In total, Massachusetts will invest $396 million in Recovery funds for highway and bridge projects, and another $358 million for projects to improve MBTA transit
As of September 30 th, 89 ARRA highway projects valued at $359 million are underway, including Assembly Square in Somerville, Route 7 improvements in Pittsfield, and the Route 24 exit ramp in Fall River, which will support economic growth and make long-awaited repairs in every corner of the Commonwealth. Another five projects valued at $19 million have been put out to bid and will be starting up in the next few months, bringing total ARRA highway funding to $378 million. In order to accelerate ARRA road and bridge construction, and put people to work faster, MassDOT took a 120-day advertising/bid/contract award process and reduced it to 44 days.
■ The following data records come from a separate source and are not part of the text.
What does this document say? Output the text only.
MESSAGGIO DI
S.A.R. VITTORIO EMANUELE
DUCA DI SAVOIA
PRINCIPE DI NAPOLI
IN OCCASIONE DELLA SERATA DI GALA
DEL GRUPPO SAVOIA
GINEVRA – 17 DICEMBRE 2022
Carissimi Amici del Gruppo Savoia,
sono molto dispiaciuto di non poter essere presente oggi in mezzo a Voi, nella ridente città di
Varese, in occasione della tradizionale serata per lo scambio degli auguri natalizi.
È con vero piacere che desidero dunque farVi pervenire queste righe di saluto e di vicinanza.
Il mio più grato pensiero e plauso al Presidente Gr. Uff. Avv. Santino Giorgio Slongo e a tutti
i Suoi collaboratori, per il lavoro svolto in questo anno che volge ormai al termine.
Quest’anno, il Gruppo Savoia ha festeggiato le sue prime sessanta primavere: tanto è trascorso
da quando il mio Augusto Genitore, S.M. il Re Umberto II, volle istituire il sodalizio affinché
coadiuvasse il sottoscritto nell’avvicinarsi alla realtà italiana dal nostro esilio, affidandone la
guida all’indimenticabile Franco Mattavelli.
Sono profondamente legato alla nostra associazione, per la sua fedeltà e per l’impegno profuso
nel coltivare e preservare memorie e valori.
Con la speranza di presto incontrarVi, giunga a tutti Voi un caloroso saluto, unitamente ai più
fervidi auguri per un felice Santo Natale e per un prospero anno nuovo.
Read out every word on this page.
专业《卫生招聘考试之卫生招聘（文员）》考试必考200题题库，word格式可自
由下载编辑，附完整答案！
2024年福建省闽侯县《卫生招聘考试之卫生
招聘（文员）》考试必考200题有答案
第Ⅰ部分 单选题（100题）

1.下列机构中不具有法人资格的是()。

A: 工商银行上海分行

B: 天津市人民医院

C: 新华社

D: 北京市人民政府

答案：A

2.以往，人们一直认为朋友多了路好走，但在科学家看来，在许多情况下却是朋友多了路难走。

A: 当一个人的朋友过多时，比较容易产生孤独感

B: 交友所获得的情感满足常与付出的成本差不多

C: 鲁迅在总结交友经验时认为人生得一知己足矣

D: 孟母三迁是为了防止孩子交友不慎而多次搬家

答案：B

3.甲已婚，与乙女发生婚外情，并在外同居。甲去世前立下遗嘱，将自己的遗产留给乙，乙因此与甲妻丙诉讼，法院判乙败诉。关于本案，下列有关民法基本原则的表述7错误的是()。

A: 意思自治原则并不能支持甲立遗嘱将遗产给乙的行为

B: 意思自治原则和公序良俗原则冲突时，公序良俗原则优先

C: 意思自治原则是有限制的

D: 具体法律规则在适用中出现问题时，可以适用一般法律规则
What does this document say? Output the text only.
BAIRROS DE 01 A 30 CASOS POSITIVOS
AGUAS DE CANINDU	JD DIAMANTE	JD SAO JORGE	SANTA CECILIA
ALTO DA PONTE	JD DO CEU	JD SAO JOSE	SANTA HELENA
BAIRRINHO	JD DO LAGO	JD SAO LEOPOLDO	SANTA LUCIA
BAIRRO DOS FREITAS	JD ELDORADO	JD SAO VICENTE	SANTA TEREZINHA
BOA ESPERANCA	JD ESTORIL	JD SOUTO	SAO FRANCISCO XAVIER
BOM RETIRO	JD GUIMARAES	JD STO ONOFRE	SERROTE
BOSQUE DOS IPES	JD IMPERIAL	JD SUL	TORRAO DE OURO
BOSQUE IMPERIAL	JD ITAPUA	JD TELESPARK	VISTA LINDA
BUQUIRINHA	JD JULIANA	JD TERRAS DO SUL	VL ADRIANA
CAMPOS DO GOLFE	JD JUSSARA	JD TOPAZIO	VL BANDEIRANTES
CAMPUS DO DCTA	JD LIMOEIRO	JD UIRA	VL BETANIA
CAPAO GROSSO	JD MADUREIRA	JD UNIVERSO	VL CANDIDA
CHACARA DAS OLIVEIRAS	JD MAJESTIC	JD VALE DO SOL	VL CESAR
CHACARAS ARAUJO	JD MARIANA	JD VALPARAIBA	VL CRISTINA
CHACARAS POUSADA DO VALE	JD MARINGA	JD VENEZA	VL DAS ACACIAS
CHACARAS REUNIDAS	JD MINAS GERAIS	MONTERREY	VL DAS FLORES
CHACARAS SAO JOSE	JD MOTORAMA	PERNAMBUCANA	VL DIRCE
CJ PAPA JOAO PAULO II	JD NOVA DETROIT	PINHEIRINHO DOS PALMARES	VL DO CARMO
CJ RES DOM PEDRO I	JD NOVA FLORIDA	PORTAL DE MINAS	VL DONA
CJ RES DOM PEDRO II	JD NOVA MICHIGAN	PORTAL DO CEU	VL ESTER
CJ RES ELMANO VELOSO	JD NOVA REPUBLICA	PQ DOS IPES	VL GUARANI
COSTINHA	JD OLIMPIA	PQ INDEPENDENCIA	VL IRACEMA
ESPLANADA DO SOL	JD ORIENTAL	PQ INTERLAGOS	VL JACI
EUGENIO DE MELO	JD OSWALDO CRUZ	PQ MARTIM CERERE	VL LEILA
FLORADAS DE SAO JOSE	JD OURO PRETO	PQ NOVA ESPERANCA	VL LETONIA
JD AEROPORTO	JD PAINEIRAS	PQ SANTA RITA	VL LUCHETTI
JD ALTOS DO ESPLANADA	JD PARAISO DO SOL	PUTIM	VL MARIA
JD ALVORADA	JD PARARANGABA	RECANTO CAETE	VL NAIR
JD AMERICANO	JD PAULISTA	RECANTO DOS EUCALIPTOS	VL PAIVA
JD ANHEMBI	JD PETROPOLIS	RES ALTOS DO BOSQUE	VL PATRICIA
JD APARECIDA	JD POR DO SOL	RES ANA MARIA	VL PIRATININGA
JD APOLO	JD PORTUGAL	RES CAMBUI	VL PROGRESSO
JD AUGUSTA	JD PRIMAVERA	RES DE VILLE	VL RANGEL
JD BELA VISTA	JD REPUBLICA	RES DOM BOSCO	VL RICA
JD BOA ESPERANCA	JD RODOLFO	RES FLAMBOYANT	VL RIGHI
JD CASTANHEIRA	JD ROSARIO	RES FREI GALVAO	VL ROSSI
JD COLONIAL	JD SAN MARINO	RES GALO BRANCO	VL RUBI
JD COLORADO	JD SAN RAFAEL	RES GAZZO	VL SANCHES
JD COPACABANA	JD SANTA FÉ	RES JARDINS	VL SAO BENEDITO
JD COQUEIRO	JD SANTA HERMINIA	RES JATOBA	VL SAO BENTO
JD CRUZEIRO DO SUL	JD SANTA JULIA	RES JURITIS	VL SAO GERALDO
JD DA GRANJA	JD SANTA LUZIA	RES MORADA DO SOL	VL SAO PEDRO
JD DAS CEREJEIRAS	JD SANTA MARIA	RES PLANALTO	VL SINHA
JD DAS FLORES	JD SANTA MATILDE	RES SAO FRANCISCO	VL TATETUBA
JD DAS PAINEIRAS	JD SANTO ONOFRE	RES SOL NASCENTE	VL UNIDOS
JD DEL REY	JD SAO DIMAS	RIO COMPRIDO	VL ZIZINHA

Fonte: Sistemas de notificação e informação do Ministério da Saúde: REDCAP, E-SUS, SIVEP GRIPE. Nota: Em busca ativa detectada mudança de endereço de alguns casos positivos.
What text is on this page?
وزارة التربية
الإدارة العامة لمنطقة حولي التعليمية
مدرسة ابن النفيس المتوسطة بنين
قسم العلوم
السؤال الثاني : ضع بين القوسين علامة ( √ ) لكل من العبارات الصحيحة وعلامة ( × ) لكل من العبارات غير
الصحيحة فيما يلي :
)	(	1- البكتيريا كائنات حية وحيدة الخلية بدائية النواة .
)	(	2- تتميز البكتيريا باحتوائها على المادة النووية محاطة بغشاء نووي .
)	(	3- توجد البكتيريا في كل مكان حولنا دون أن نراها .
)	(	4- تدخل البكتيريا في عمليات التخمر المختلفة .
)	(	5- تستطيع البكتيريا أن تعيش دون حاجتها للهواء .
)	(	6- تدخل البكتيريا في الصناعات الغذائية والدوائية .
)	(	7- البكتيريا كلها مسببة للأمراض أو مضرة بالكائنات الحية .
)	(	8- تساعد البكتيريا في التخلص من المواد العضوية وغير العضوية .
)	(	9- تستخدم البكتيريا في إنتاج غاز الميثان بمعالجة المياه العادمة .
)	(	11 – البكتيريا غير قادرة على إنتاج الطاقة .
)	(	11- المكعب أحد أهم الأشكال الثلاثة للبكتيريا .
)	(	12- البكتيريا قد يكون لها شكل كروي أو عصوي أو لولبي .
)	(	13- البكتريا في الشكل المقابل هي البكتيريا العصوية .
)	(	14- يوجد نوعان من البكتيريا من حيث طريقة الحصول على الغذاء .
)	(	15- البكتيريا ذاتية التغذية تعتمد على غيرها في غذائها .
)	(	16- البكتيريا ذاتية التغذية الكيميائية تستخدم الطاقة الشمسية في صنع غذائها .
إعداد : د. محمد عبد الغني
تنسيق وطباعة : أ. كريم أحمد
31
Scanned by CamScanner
Of the $438 million for highway investments, MassDOT has also transferred almost $60 million in funding to the MBTA and regional transit authorities - to build a regional transit center, improve bus service, and construct a parking garage at the Wonderland Station transit center.
As of September 30 th, $165 million has already been expended and 15 of the highway projects are substantially completed. More than 14,000 people have worked on stimulus road and bridge projects throughout the state.
The MBTA has purchased 25 new hybrid buses for some of its most popular routes, placed 108 new RIDE vans in operation, provided direct Silver Line service between Dudley Station and South Station, and started work on 20 other transit projects.
In addition to its highway and transit funds, the state has also been approved for an additional $165 million of funding through competitive ARRA grant programs such as Transportation Investment Generating Economic Recovery (TIGER) and High-Speed Rail grants - including $70 million in federal rail grants for the Knowledge Corridor along the Connecticut River, $20 million for bridges along the South Coast Rail corridor, $55 million to extend the Fitchburg commuter rail line to a new Wachusett Station, and $20 million for a transit plaza at Wonderland Station. These projects will soon be underway.